Moodle Course Management System

Our servers meet the requirements for Moodle. You should be able to install and run Moodle following their standard instructions.

You should make sure your account uses FastCGI for PHP, otherwise Moodle will be very slow and won't be able to support more than a small handful of simultaneous visitors.

Making the Moodle database use Unicode

Some versions of Moodle tell you that "It is required that you store all your data in Unicode format". If you see this error, you need to run this command on your database using either phpMyAdmin or the "mysql" command-line tool:

ALTER DATABASE db_name DEFAULT CHARACTER SET utf8;

Replace "db_name" with the actual name of your MySQL database.

Installing via the command line

After the Moodle installation verifies that all of its requirements are met, it will run a step which creates all of the necessary tables and indices in the database. This step can take a very long time. If your browser times out waiting for a reply before this step is done, you may need to run the installation via the command line, as described on the Moodle site.

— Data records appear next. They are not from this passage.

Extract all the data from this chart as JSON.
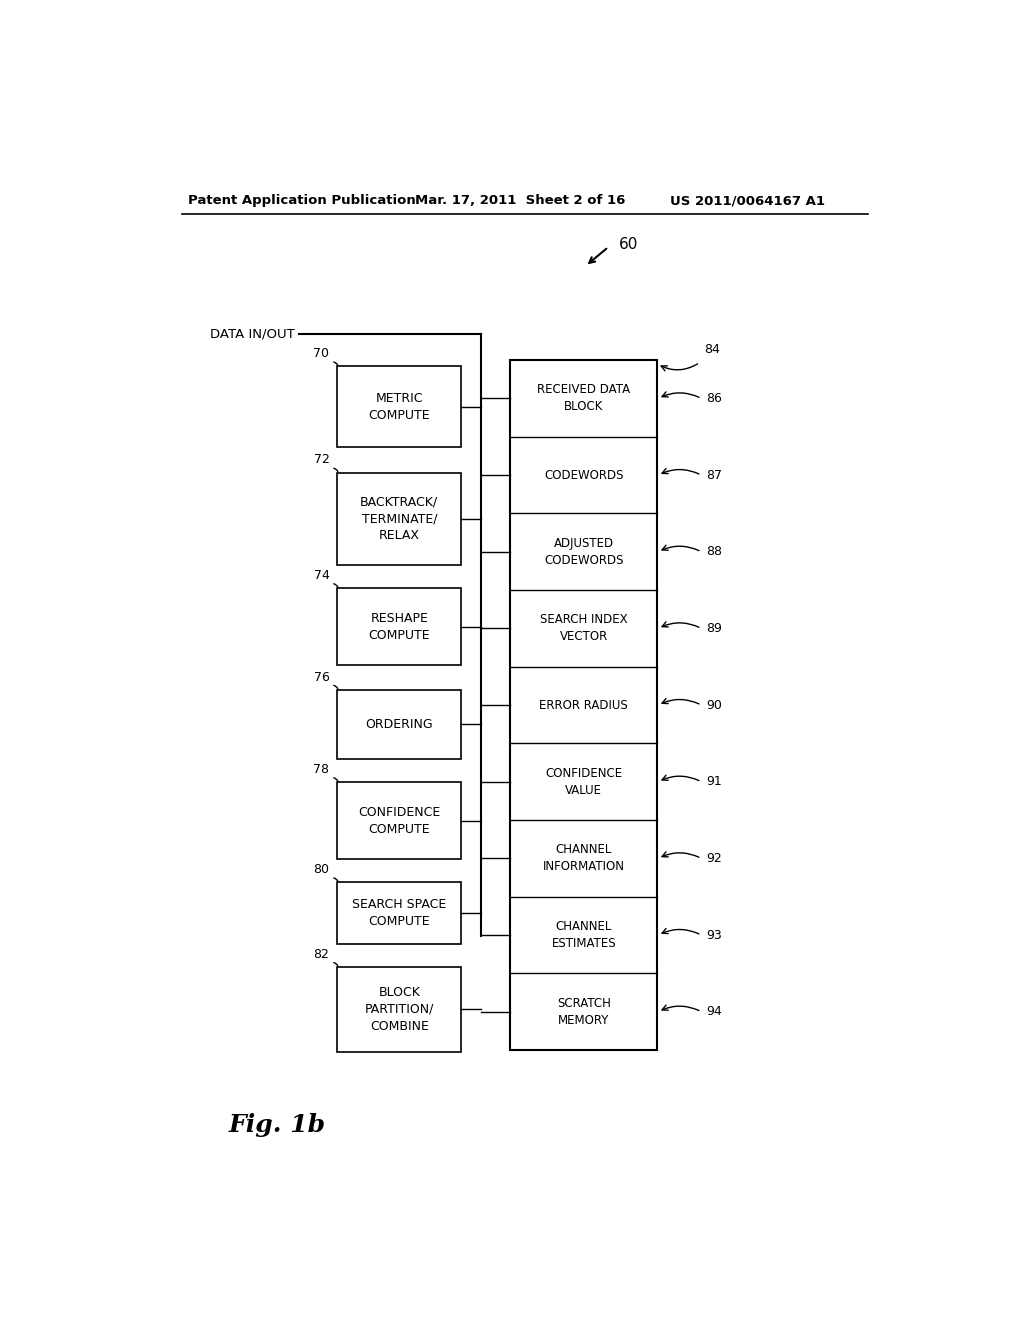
{
  "background_color": "#ffffff",
  "header_left": "Patent Application Publication",
  "header_center": "Mar. 17, 2011  Sheet 2 of 16",
  "header_right": "US 2011/0064167 A1",
  "figure_label": "60",
  "fig_caption": "Fig. 1b",
  "data_in_out_label": "DATA IN/OUT",
  "left_boxes": [
    {
      "label": "METRIC\nCOMPUTE",
      "id": "70"
    },
    {
      "label": "BACKTRACK/\nTERMINATE/\nRELAX",
      "id": "72"
    },
    {
      "label": "RESHAPE\nCOMPUTE",
      "id": "74"
    },
    {
      "label": "ORDERING",
      "id": "76"
    },
    {
      "label": "CONFIDENCE\nCOMPUTE",
      "id": "78"
    },
    {
      "label": "SEARCH SPACE\nCOMPUTE",
      "id": "80"
    },
    {
      "label": "BLOCK\nPARTITION/\nCOMBINE",
      "id": "82"
    }
  ],
  "right_box_id": "84",
  "right_boxes": [
    {
      "label": "RECEIVED DATA\nBLOCK",
      "id": "86"
    },
    {
      "label": "CODEWORDS",
      "id": "87"
    },
    {
      "label": "ADJUSTED\nCODEWORDS",
      "id": "88"
    },
    {
      "label": "SEARCH INDEX\nVECTOR",
      "id": "89"
    },
    {
      "label": "ERROR RADIUS",
      "id": "90"
    },
    {
      "label": "CONFIDENCE\nVALUE",
      "id": "91"
    },
    {
      "label": "CHANNEL\nINFORMATION",
      "id": "92"
    },
    {
      "label": "CHANNEL\nESTIMATES",
      "id": "93"
    },
    {
      "label": "SCRATCH\nMEMORY",
      "id": "94"
    }
  ]
}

You will need a shell connection to do this.

Moodle Course Backups

When you configure Moodle, be sure to disable "course backups".

According to the creators of Moodle, "course backups" are not the preferred way to make regular backups. The preferred method is "site backups", and we already make site backups of your Moodle files and database every day, automatically.

Turning on unnecessary "course backups" will slow down your site and cause extremely high disk and CPU usage. If your site is accidentally set to make course backups, we will disable that by adding this line to your Moodle "config.php" file:

$CFG->disablescheduledbackups = true;

(We'll notify you if we do this, of course.)